+ヴァンパイア執事vs狼メイド+

ゆっくりと、時間をかけて紅茶を飲み、二十分が経とうかという時――

重く分厚い食堂の扉が、ノックされた。

勝敗が決したんだ。

無論、広大な館の半分とはいえ、たったこれだけの時間で掃除を終わらせるなんて、『人間』業じゃない。

帰ってきたのは、バフィ。

当然の思いで、

「入りなさい」

と許可した私に、答えた声は、

「失礼いたします」

「!?」

バフィのものじゃ、なかった。

静かに扉を開け、衣擦れの音もさせず、靴音も響かせず入室してきたのは、エプロンドレスを着た大和撫子。

弥生。

「なっ、そんなっ!! 終わったっていうの!? 館の西側を、すべて!?」

驚く私に、弥生は一礼、事務的に。

「はい。

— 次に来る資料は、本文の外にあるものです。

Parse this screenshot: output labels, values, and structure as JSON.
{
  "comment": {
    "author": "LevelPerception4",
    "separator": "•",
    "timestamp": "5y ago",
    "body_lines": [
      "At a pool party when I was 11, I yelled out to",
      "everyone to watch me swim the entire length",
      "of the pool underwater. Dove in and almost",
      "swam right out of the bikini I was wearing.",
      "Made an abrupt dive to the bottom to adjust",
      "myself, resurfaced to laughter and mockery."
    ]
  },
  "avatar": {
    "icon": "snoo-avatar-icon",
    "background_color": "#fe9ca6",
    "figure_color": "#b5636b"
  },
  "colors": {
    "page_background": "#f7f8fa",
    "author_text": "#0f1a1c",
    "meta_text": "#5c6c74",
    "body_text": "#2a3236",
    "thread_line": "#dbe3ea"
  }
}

お申し付けの作業は、終了いたしました」

「まさか……っ」

唖然とする私の目に、バフィが入ってくるのが映った。

バフィも、弥生がいることに驚いている。

「はっはははっ、あっはははは!」

松井が大きく笑った。

パン、パン、と喜劇の傑作を楽しむように、乾いた拍手が響いた。